F.A.: A relação entre lugar e pergaminho, entre livro físico e imaginação parecem ter um espaço mágico em seus contos. Os objetos não são apenas: uso, como bibliotecas, e sim interfaces de mundos ou universos paralelos movidos pela intrigante imaginação literária. Como foi juntar estes alicerces \ mundos?
D. G.: Eu gosto de lidar com símbolos, com intertextualidade. Meus contos têm muitas referências escondidas. Um exemplo é o conto A biblioteca oculta. Certa altura da narrativa há uma frase em latim de um poema de Horácio: “non omnis moriar”.
Significa “não morrerei inteiramente”. É uma forma que eu tenho de complementar o sentido, adicionando pequenos elementos que farão parte da composição simbólica da narrativa. Neste caso, a biblioteca não é apenas uma biblioteca, mas um lugar misterioso, uma metáfora para a vida. Com a pena de escrever, em O peso da pena, é a mesma coisa. O ato de escrever pode parecer fácil à primeira vista, mas se revela um desafio enorme à medida que se avança e o peso de um objeto frágil como a pena foi o símbolo que achei falar sobre isso.
F.A.: Há uma relação interessante com Portugal, principalmente seus fantasmas que parecem sussurrar desejos nos ouvidos dos seus personagens. Como foi ter Portugal com arquétipo literário para seu livro?
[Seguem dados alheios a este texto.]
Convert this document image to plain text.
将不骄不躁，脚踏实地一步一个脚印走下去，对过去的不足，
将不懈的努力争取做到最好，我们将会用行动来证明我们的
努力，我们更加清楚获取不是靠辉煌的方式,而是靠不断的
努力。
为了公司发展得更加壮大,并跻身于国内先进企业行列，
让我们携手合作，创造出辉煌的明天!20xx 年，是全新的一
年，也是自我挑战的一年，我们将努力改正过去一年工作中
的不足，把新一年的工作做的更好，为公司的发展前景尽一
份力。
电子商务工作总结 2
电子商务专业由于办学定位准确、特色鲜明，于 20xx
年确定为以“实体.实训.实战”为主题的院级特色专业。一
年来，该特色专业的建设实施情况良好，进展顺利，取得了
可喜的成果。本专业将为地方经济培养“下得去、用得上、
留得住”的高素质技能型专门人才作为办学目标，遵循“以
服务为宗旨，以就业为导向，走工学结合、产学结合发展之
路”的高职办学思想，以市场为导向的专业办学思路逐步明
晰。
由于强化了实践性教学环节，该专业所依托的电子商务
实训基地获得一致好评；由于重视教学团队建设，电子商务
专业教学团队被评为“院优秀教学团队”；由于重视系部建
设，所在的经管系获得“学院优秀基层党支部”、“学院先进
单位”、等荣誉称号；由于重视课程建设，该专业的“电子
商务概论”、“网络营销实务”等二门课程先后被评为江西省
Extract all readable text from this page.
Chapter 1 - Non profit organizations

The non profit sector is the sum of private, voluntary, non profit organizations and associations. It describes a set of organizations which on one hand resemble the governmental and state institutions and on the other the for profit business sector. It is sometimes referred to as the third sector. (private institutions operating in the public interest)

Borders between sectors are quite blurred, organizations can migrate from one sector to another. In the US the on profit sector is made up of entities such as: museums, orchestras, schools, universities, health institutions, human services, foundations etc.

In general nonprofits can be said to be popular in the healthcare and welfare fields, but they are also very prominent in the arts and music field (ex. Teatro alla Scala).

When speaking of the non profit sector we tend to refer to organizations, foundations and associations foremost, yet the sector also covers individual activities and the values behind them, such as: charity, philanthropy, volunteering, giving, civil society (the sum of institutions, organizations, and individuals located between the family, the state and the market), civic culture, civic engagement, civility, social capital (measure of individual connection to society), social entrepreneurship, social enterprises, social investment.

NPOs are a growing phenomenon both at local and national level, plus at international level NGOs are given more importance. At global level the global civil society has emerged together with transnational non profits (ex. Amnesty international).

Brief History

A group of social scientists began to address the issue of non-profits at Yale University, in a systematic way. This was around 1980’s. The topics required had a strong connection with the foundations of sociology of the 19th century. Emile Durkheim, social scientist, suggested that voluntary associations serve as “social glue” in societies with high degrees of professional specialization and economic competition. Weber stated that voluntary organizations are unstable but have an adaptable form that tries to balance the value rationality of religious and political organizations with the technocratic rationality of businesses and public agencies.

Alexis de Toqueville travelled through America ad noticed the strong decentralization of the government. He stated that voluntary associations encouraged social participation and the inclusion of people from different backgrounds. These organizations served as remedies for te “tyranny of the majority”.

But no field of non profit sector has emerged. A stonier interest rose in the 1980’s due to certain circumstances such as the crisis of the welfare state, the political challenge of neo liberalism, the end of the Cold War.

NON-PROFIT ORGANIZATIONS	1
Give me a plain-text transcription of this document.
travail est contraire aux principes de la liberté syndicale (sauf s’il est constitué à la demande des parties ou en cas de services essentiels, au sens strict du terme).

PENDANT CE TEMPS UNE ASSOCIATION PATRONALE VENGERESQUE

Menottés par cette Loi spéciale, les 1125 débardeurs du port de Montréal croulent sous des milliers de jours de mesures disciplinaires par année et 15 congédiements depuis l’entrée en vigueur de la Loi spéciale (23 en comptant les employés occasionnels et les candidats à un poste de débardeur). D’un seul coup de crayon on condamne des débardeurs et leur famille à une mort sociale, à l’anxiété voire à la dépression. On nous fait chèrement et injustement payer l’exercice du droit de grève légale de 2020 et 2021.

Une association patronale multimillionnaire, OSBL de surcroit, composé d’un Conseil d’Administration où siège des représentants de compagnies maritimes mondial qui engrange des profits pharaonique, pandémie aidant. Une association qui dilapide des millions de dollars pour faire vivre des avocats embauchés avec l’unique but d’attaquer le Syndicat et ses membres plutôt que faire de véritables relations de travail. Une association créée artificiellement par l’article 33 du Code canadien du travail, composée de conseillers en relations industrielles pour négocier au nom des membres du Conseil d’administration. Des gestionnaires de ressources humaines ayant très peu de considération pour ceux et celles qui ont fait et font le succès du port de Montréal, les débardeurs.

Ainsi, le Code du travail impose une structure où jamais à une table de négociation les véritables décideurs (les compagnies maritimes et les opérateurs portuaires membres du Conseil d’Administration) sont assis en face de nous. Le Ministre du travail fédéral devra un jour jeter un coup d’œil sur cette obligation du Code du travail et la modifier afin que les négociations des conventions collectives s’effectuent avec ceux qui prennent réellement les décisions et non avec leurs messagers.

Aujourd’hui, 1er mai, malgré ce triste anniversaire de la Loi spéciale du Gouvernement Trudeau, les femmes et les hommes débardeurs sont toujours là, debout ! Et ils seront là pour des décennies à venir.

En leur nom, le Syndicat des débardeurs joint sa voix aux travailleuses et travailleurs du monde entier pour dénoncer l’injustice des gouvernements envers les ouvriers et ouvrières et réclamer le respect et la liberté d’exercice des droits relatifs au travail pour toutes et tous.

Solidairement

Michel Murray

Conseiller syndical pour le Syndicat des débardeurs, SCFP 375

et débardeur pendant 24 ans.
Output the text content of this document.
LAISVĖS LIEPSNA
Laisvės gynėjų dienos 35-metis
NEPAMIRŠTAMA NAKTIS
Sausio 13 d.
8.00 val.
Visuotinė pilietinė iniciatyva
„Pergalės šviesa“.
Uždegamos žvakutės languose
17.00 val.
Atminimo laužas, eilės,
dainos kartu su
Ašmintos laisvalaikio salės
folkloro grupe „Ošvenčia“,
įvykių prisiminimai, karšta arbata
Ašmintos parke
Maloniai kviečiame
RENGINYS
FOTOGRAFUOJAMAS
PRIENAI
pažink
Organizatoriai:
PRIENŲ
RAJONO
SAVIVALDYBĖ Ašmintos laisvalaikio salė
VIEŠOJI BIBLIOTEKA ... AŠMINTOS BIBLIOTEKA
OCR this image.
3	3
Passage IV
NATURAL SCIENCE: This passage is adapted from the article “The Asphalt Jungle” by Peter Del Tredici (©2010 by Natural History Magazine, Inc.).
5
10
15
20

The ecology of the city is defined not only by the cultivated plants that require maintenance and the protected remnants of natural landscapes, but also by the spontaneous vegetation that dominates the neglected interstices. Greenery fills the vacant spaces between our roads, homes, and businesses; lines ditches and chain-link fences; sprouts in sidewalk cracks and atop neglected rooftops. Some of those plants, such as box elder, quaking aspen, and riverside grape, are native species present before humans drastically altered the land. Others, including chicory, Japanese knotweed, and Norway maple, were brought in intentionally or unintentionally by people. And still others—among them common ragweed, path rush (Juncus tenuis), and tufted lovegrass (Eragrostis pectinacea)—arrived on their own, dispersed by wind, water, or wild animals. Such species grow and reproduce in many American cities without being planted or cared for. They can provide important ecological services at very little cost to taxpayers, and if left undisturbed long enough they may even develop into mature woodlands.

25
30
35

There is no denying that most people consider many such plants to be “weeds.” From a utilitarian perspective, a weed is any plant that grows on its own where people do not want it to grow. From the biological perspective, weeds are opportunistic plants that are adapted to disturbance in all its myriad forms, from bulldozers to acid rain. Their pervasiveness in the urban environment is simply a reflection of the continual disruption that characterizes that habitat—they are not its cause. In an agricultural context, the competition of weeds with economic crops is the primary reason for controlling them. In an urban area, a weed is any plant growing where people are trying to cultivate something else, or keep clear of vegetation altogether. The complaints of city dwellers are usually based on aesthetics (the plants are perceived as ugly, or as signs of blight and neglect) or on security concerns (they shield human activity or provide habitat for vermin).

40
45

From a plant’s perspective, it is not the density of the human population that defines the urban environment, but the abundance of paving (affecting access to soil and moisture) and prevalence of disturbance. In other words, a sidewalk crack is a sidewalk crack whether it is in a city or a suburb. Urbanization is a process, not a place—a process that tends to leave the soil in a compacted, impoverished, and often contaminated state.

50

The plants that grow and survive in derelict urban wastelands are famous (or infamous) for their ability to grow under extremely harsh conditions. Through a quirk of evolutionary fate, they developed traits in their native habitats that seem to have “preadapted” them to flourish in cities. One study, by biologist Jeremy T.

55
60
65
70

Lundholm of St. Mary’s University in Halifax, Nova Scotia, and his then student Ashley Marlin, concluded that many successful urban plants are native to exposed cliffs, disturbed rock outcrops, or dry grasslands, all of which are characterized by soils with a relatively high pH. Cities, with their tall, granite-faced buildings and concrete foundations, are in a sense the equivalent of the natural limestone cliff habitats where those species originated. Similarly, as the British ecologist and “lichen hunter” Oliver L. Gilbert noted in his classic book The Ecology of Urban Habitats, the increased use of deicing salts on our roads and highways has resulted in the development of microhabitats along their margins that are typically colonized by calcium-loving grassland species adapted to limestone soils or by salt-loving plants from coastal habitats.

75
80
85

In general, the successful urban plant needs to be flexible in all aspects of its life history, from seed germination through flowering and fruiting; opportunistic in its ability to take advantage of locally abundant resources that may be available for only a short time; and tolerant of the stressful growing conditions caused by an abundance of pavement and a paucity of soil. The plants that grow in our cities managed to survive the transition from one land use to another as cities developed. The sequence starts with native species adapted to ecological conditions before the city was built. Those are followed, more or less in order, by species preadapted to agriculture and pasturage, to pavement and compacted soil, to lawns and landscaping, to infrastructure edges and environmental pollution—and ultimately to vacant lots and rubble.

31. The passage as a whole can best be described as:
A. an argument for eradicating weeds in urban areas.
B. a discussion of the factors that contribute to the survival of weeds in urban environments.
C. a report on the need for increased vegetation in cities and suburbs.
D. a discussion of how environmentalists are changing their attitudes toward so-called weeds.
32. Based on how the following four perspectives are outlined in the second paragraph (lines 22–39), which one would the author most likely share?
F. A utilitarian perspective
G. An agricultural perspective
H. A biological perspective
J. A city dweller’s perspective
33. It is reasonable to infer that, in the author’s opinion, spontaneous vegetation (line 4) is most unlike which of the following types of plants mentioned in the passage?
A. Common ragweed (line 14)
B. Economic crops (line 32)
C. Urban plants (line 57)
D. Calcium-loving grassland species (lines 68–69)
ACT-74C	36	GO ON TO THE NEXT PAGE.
D. G.: Bem, eu morei dois anos em Portugal e todo o tempo que estive lá só pensava em viajar e escrever. Foi lá, entre a leitura de grandes contistas e teoria do conto, que escrevi meu livro. Contei com muitas experiências, conheci pessoas que nem sabem o quanto foram importantes para mim, visitei lugares mitológicos e também tive ajuda de pessoas muito especiais. Sem Portugal, não haveria Dantas Guerra, nem Fronteira Eterna.
F.A.: Há um interessante movimento do cinema, principalmente, o de aventura que não é um mover da ação em curso, mas sim, um movimento (intelectual) de produzir perguntas sobre o drama, existência, e desejo. Fale disso.
D. G.: Você pega, por exemplo, a trilogia das cores, de Krzysztof Kieślowski. Mais especificamente o primeiro filme, Trois couleurs: Bleu (A liberdade é azul, 1993). O drama humano é representado de forma séria, profunda e realista. Adicione-se a isso uma estética visual e sonora avassaladora, um roteiro muito bem construído, o trabalho cuidadoso com a cor azul. Isso vai além de questionar a existência. Transcende o drama humano e o eleva a um patamar de contemplação que até mesmo quem nunca sentiu a dor da perda de um ente querido, comove-se com a dor da personagem. É a luta da ficção contra uma realidade que parece se impor de forma terrível sobre nós. Esse filme tem uma das cenas mais impressionantes que já vi no cinema. Quando Juliette Binoche, que interpreta Julie, passa os dedos na partitura da música composta pelo falecido marido e isso invoca as notas, a melodia da música. É simplesmente fantástico.
Eu poderia falar sobre cinemas por horas. É difícil deixar de fora desse tema diretores como Bergman, Tarkovski, Herzog, até mesmo Woody Allen, para citar um mais popular. Mas a vida é feita de escolhas e, hoje, acabei por escolher o polonês.
F.A.: Os temas e motes do livro são muito diferentes entre si. Mas há uma certa coerência muito feita através da linguagem poética que adensa a humanidade dos personagens. Como foi trabalhar a linguagem para que o livro tivesse esta unidade estilística?
D. G.: Por se tratar do meu primeiro livro, isto é, de um primeiro grande esforço em direção à literatura, a linguagem foi certamente o maior desafio. Eu não queria que os contos se parecessem entre si e isso me forçou a mudar, reescrever. E também foi a forma que achei para exercitar a linguagem e a imaginação. Quando eu estava
escrevendo o livro, gostava de pensar como se ele fosse uma espécie camaleão que podia mudar as cores livremente dependendo do conto em que eu estava trabalhando.
Por isso o livro tem uma junção de estilos que perpassam pela influência de vários autores do gênero. A única unidade que existe em Fronteira Eterna é a simbólica.
Todos os contos, de um jeito ou de outro, tocam no tema da morte. E isso, por incrível que pareça, não foi feito de forma intencional.